What annoyed me was that they only had a toilet at the entrance point to the chateaux and the next one outside after after we exit the chateaux. Luckily I found one toilet inside Angelina (The restaurant), but there wasn’t actually a clear sign.
We ended up spending the whole day in Versailles and only return to Paris at 6pm as we had to queue the whole day. You need to allocate one full day for Versailles because of the crowd and the long queue. The crowd is different with Eiffel tower and Louvre. In Louvre we have options of several wings and sections to visit. And the queue in Eiffel is pretty fast moving.
In Versailles everybody follow the same path: Chateaux, Garden, Grand Trianon, Petite Trianon and Grand Canal. There is a train that can take you to Grand Trianon and Petite Trianon which we took right away. we couldn’t bear walking after being in a queue for so long lol.
- The Palace and the estate of Trianon are open every day except on Mondays. The Palace opens at 9:00 am, the estate of Trianon opens at noon.
- The Park and Gardens are open every day. Access to the Gardens is free except on days of fountains shows.
- There are three train stations in Versailles, the closest one of the Palace is Versailles Château Rive Gauche.

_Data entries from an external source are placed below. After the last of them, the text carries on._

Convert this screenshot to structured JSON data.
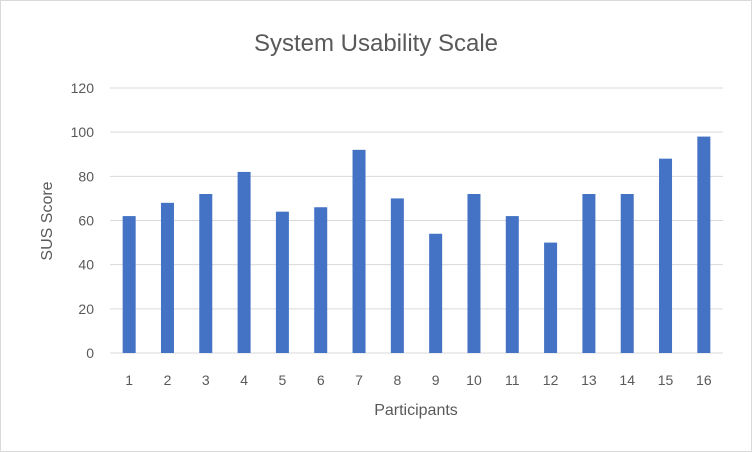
{
  "chart_data": {
    "type": "bar",
    "title": "System Usability Scale",
    "xlabel": "Participants",
    "ylabel": "SUS Score",
    "categories": [
      "1",
      "2",
      "3",
      "4",
      "5",
      "6",
      "7",
      "8",
      "9",
      "10",
      "11",
      "12",
      "13",
      "14",
      "15",
      "16"
    ],
    "series": [
      {
        "values": [
          62,
          68,
          72,
          82,
          64,
          66,
          92,
          70,
          54,
          72,
          62,
          50,
          72,
          72,
          88,
          98
        ]
      }
    ],
    "ylim": [
      0,
      120
    ],
    "yticks": [
      0,
      20,
      40,
      60,
      80,
      100,
      120
    ],
    "grid": "horizontal",
    "legend": "none",
    "colors": {
      "bar": "#4472c4",
      "grid": "#d9d9d9",
      "text": "#595959"
    }
  }
}
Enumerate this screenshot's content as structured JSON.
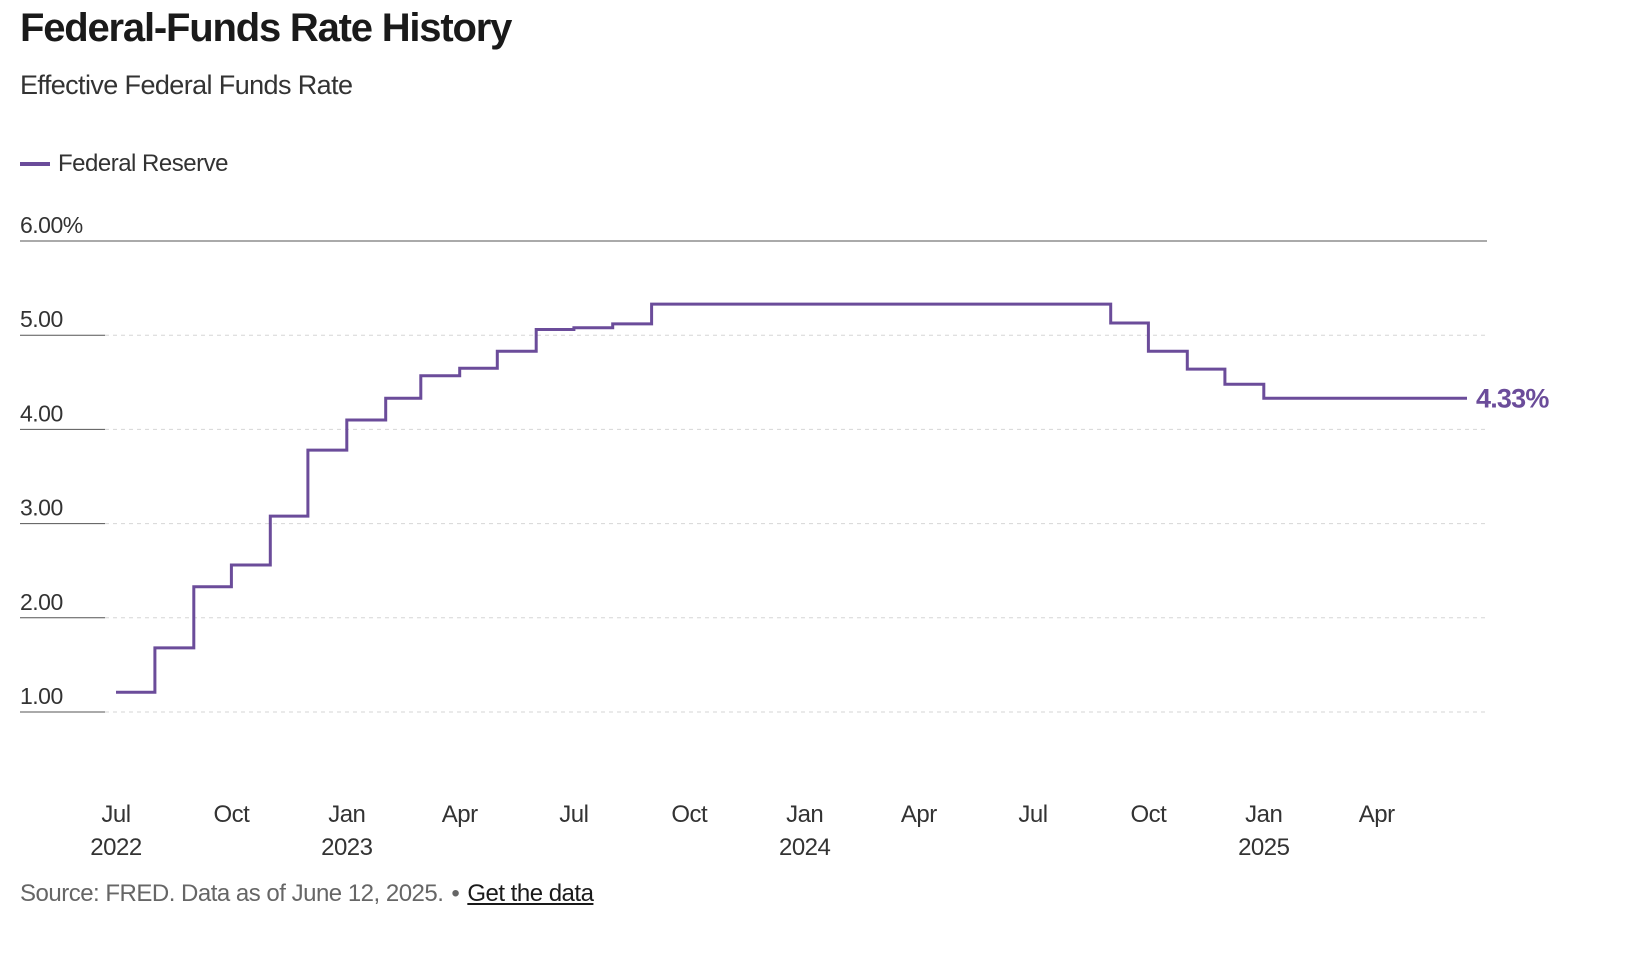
{
  "header": {
    "title": "Federal-Funds Rate History",
    "subtitle": "Effective Federal Funds Rate"
  },
  "legend": {
    "label": "Federal Reserve",
    "color": "#6b4c9a"
  },
  "footer": {
    "source": "Source: FRED. Data as of June 12, 2025.",
    "separator": "•",
    "link": "Get the data"
  },
  "chart_data": {
    "type": "line",
    "title": "Federal-Funds Rate History",
    "subtitle": "Effective Federal Funds Rate",
    "xlabel": "",
    "ylabel": "",
    "ylim": [
      1,
      6
    ],
    "xlim": [
      "2022-07-01",
      "2025-06-12"
    ],
    "grid": true,
    "legend_position": "top-left",
    "y_ticks": [
      {
        "value": 6,
        "label": "6.00%"
      },
      {
        "value": 5,
        "label": "5.00"
      },
      {
        "value": 4,
        "label": "4.00"
      },
      {
        "value": 3,
        "label": "3.00"
      },
      {
        "value": 2,
        "label": "2.00"
      },
      {
        "value": 1,
        "label": "1.00"
      }
    ],
    "x_ticks": [
      {
        "date": "2022-07-01",
        "label": "Jul",
        "year": "2022"
      },
      {
        "date": "2022-10-01",
        "label": "Oct",
        "year": ""
      },
      {
        "date": "2023-01-01",
        "label": "Jan",
        "year": "2023"
      },
      {
        "date": "2023-04-01",
        "label": "Apr",
        "year": ""
      },
      {
        "date": "2023-07-01",
        "label": "Jul",
        "year": ""
      },
      {
        "date": "2023-10-01",
        "label": "Oct",
        "year": ""
      },
      {
        "date": "2024-01-01",
        "label": "Jan",
        "year": "2024"
      },
      {
        "date": "2024-04-01",
        "label": "Apr",
        "year": ""
      },
      {
        "date": "2024-07-01",
        "label": "Jul",
        "year": ""
      },
      {
        "date": "2024-10-01",
        "label": "Oct",
        "year": ""
      },
      {
        "date": "2025-01-01",
        "label": "Jan",
        "year": "2025"
      },
      {
        "date": "2025-04-01",
        "label": "Apr",
        "year": ""
      }
    ],
    "end_label": "4.33%",
    "series": [
      {
        "name": "Federal Reserve",
        "color": "#6b4c9a",
        "step": true,
        "points": [
          {
            "date": "2022-07-01",
            "value": 1.21
          },
          {
            "date": "2022-08-01",
            "value": 1.68
          },
          {
            "date": "2022-09-01",
            "value": 2.33
          },
          {
            "date": "2022-10-01",
            "value": 2.56
          },
          {
            "date": "2022-11-01",
            "value": 3.08
          },
          {
            "date": "2022-12-01",
            "value": 3.78
          },
          {
            "date": "2023-01-01",
            "value": 4.1
          },
          {
            "date": "2023-02-01",
            "value": 4.33
          },
          {
            "date": "2023-03-01",
            "value": 4.57
          },
          {
            "date": "2023-04-01",
            "value": 4.65
          },
          {
            "date": "2023-05-01",
            "value": 4.83
          },
          {
            "date": "2023-06-01",
            "value": 5.06
          },
          {
            "date": "2023-07-01",
            "value": 5.08
          },
          {
            "date": "2023-08-01",
            "value": 5.12
          },
          {
            "date": "2023-09-01",
            "value": 5.33
          },
          {
            "date": "2024-09-01",
            "value": 5.13
          },
          {
            "date": "2024-10-01",
            "value": 4.83
          },
          {
            "date": "2024-11-01",
            "value": 4.64
          },
          {
            "date": "2024-12-01",
            "value": 4.48
          },
          {
            "date": "2025-01-01",
            "value": 4.33
          },
          {
            "date": "2025-06-12",
            "value": 4.33
          }
        ]
      }
    ]
  }
}
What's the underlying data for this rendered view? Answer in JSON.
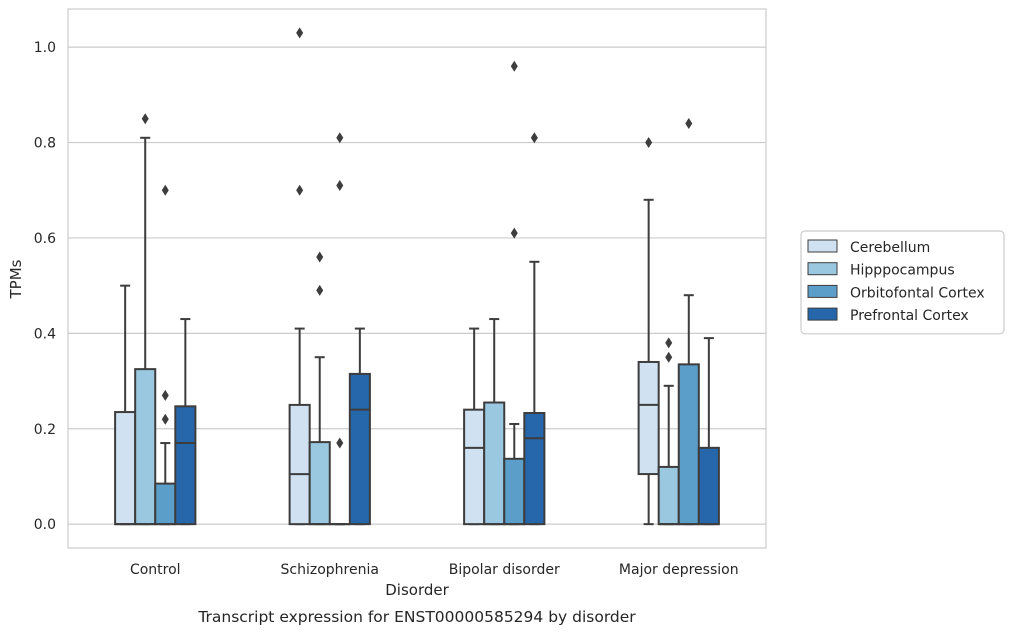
{
  "chart_data": {
    "type": "boxplot",
    "caption": "Transcript expression for ENST00000585294 by disorder",
    "xlabel": "Disorder",
    "ylabel": "TPMs",
    "ylim": [
      -0.05,
      1.08
    ],
    "yticks": [
      "0.0",
      "0.2",
      "0.4",
      "0.6",
      "0.8",
      "1.0"
    ],
    "grid": "horizontal",
    "legend_placement": "right",
    "categories": [
      "Control",
      "Schizophrenia",
      "Bipolar disorder",
      "Major depression"
    ],
    "series": [
      {
        "name": "Cerebellum",
        "color": "#d0e1f1",
        "boxes": [
          {
            "whisker_low": 0.0,
            "q1": 0.0,
            "median": 0.0,
            "q3": 0.235,
            "whisker_high": 0.5,
            "outliers": []
          },
          {
            "whisker_low": 0.0,
            "q1": 0.0,
            "median": 0.105,
            "q3": 0.25,
            "whisker_high": 0.41,
            "outliers": [
              0.7,
              1.03
            ]
          },
          {
            "whisker_low": 0.0,
            "q1": 0.0,
            "median": 0.16,
            "q3": 0.24,
            "whisker_high": 0.41,
            "outliers": []
          },
          {
            "whisker_low": 0.0,
            "q1": 0.105,
            "median": 0.25,
            "q3": 0.34,
            "whisker_high": 0.68,
            "outliers": [
              0.8
            ]
          }
        ]
      },
      {
        "name": "Hipppocampus",
        "color": "#9ac8e0",
        "boxes": [
          {
            "whisker_low": 0.0,
            "q1": 0.0,
            "median": 0.0,
            "q3": 0.325,
            "whisker_high": 0.81,
            "outliers": [
              0.85
            ]
          },
          {
            "whisker_low": 0.0,
            "q1": 0.0,
            "median": 0.0,
            "q3": 0.172,
            "whisker_high": 0.35,
            "outliers": [
              0.49,
              0.56
            ]
          },
          {
            "whisker_low": 0.0,
            "q1": 0.0,
            "median": 0.0,
            "q3": 0.255,
            "whisker_high": 0.43,
            "outliers": []
          },
          {
            "whisker_low": 0.0,
            "q1": 0.0,
            "median": 0.0,
            "q3": 0.12,
            "whisker_high": 0.29,
            "outliers": [
              0.35,
              0.38
            ]
          }
        ]
      },
      {
        "name": "Orbitofontal Cortex",
        "color": "#5a9ec9",
        "boxes": [
          {
            "whisker_low": 0.0,
            "q1": 0.0,
            "median": 0.0,
            "q3": 0.085,
            "whisker_high": 0.17,
            "outliers": [
              0.22,
              0.27,
              0.7
            ]
          },
          {
            "whisker_low": 0.0,
            "q1": 0.0,
            "median": 0.0,
            "q3": 0.0,
            "whisker_high": 0.0,
            "outliers": [
              0.17,
              0.71,
              0.81
            ]
          },
          {
            "whisker_low": 0.0,
            "q1": 0.0,
            "median": 0.0,
            "q3": 0.137,
            "whisker_high": 0.21,
            "outliers": [
              0.61,
              0.96
            ]
          },
          {
            "whisker_low": 0.0,
            "q1": 0.0,
            "median": 0.0,
            "q3": 0.335,
            "whisker_high": 0.48,
            "outliers": [
              0.84
            ]
          }
        ]
      },
      {
        "name": "Prefrontal Cortex",
        "color": "#2667ab",
        "boxes": [
          {
            "whisker_low": 0.0,
            "q1": 0.0,
            "median": 0.17,
            "q3": 0.247,
            "whisker_high": 0.43,
            "outliers": []
          },
          {
            "whisker_low": 0.0,
            "q1": 0.0,
            "median": 0.24,
            "q3": 0.315,
            "whisker_high": 0.41,
            "outliers": []
          },
          {
            "whisker_low": 0.0,
            "q1": 0.0,
            "median": 0.18,
            "q3": 0.233,
            "whisker_high": 0.55,
            "outliers": [
              0.81
            ]
          },
          {
            "whisker_low": 0.0,
            "q1": 0.0,
            "median": 0.0,
            "q3": 0.16,
            "whisker_high": 0.39,
            "outliers": []
          }
        ]
      }
    ]
  }
}
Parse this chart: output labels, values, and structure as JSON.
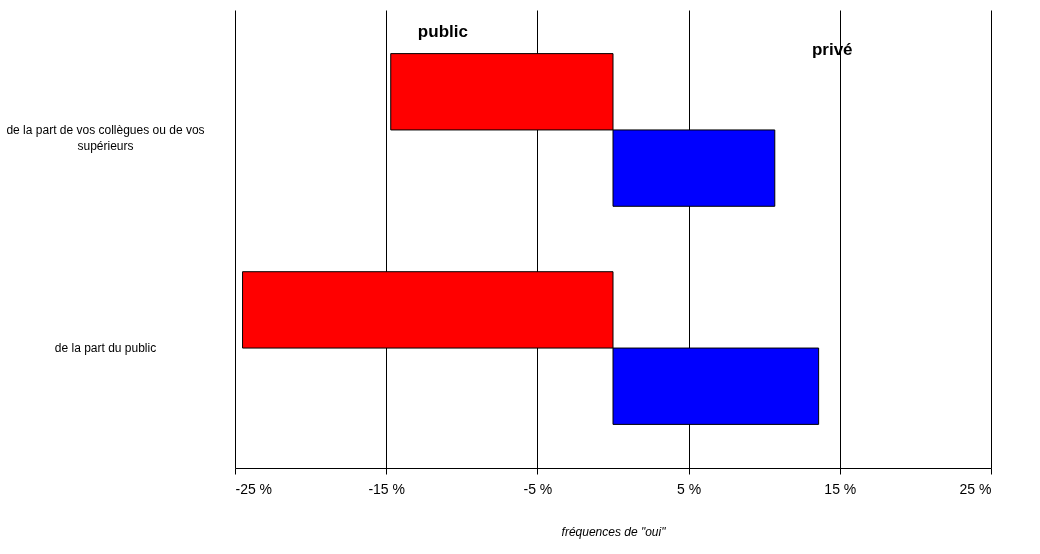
{
  "chart_data": {
    "type": "bar",
    "orientation": "horizontal",
    "xlabel": "fréquences de \"oui\"",
    "categories": [
      "de la part de vos collègues ou de vos supérieurs",
      "de la part du public"
    ],
    "series": [
      {
        "name": "public",
        "color": "#ff0000",
        "values": [
          -14.7,
          -24.5
        ]
      },
      {
        "name": "privé",
        "color": "#0000ff",
        "values": [
          10.7,
          13.6
        ]
      }
    ],
    "xlim": [
      -25,
      25
    ],
    "xticks": [
      {
        "value": -25,
        "label": "-25 %"
      },
      {
        "value": -15,
        "label": "-15 %"
      },
      {
        "value": -5,
        "label": "-5 %"
      },
      {
        "value": 5,
        "label": "5 %"
      },
      {
        "value": 15,
        "label": "15 %"
      },
      {
        "value": 25,
        "label": "25 %"
      }
    ],
    "grid": "x",
    "legend": false
  }
}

- Accessibility measures have been put in place to facilitate the visit of visitors with disabilities.
- High season: April to October and Low Season: November to March
Getting to the Palace
RER line C arrives at Versailles Château – Rive Gauche train station, just 10 minutes’ walk to the Palace.
SNCF trains from Gare Montparnasse arrive at Versailles Chantiers train station, which is 18 minutes on foot to the Palace
SNCF trains from Gare Saint Lazare arrive at Versailles Rive Droite train station, 17 minutes on foot to the Palace.
Purchase two ticket (two-way trip) from your point of departure to the Versailles train station, or use a pass (Navigo, Mobilis or Paris Visite) covering zones 1 to 4, if you come from Paris. T+ tickets cannot be used for this journey.
RER C and SNCF train times are available on www.transilien.com
The RATP bus line 171 runs between Pont de Sèvres (terminus of the Paris metro line 9) and the Palace of Versailles in 30 minutes without traffic.
T+ tickets can be used for this journey.
Journey times and routes available on the RATP website
Ticket prices varies depending on what areas you want to see and there is also addition for train, boat, musical show etc: Ticket and Prices
The main palace
The Palace of Versailles is an opulent complex and former royal residence outside of Paris. It has held sway in the public imagination for years because of its architectural grandeur and political history.
“To the public imagination, Versailles is the epitome of opulence,” said Louise Boisen Schmidt, a Denmark-based writer at This Is Versailles. “It represents an age in French history of both France’s rise as a fashion and power center as well as the dramatic — and bloody — decline of the monarchy.”
Located about 10 miles (16 kilometers) southwest of Paris, the palace is beside the settlement of Versailles. The town was little more than a hamlet before becoming the seat of royal power. By the time of the French Revolution, it had a population of more than 60,000 people, making it one of the largest urban centers in France.